Explaining the move, Dr Beh said that figures for each project's expected value-added per annum are submitted by companies. Overall business sentiment might thus affect expectations, with lower estimates when conditions are bad and higher ones during optimistic times.

The 2017 investment figures reflect continued confidence in Singapore as a business location, said EDB managing director Chng Kai Fong.

Amid a global recovery and steady growth in Asia, the EDB's investment outlook this year is "cautiously optimistic", with one major uncertainty being the impact of United States corporate tax reforms.

Mr Chng said the EDB is watching this closely: "Our preliminary assessment is that it could be harder to attract investments that are meant to supply into the US."

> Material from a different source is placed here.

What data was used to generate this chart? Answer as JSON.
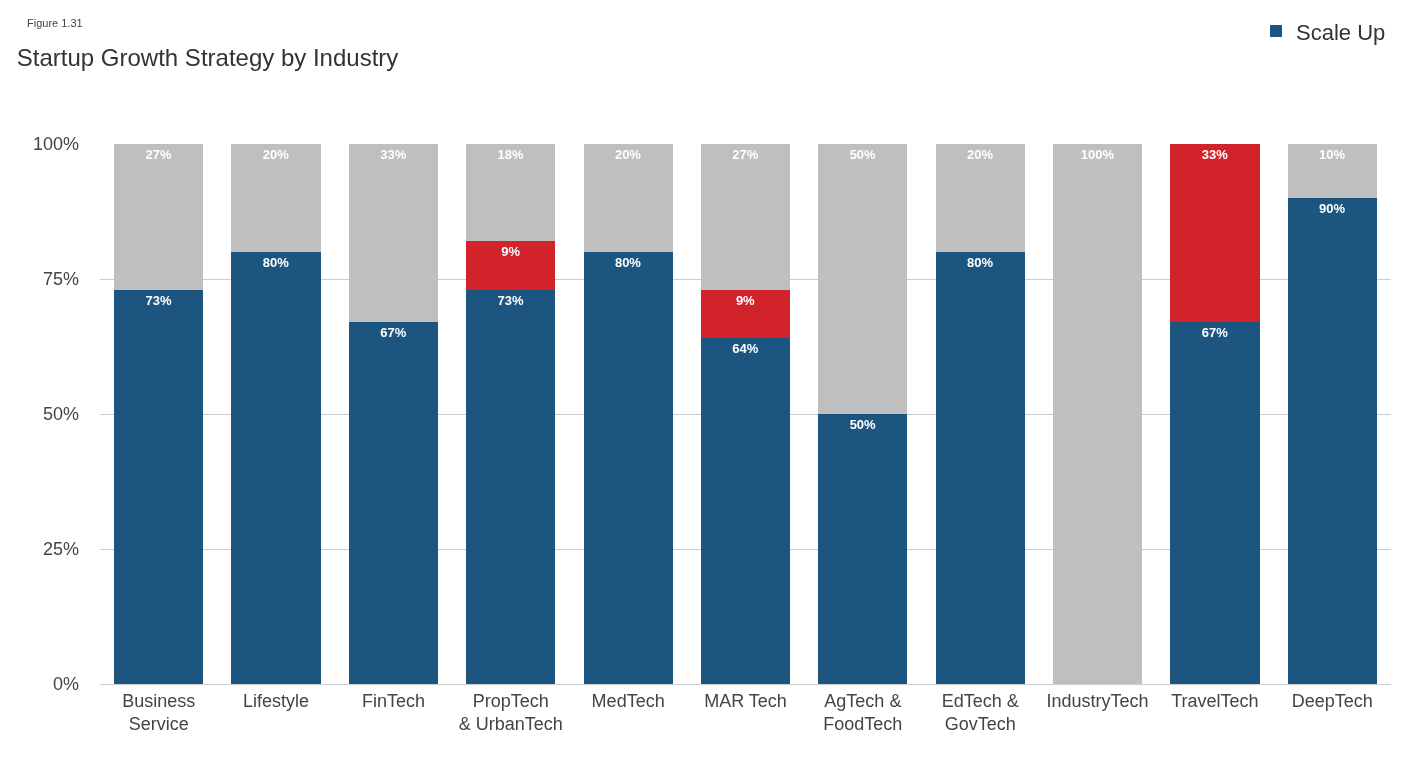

As Singapore's largest investor last year, the US accounted for 38.3 per cent of investments. This was followed by Europe (28.7 per cent), with China, Japan and homegrown firms taking a 9.6 per cent share each.

For projects committed last year, total business expenditure (TBE) per annum was S$6.5 billion, within EDB's forecast of S$5 billion to S$7 billion. This refers to firms' incremental operating expenditure, including wages and rental.

TBE per annum from investments this year is similarly forecast between S$5 billion and S$7 billion.

But only 16,000 to 18,000 jobs are expected to be created.

Since 2008, inbound investments have created more than 20,000 jobs each year except in 2014 and 2015, when 18,600 and 16,800 jobs were added respectively.

The fall in new jobs reflects slower local workforce growth, as well as the kind of jobs created - higher-skilled, higher-value jobs in higher-technology industries, said Mr Chng.

As productivity rises, the trend is for fewer jobs to be created, he told The Business Times. But he added: "Even as we create fewer jobs, more Singaporeans take up these jobs and they are better-quality jobs."

Mr Chng, who became EDB's managing director in October, said the EDB's priorities this year are to develop the workforce, transform industries through technology and facilitate innovation. Advanced manufacturing and digital capabilities will be its areas of focus.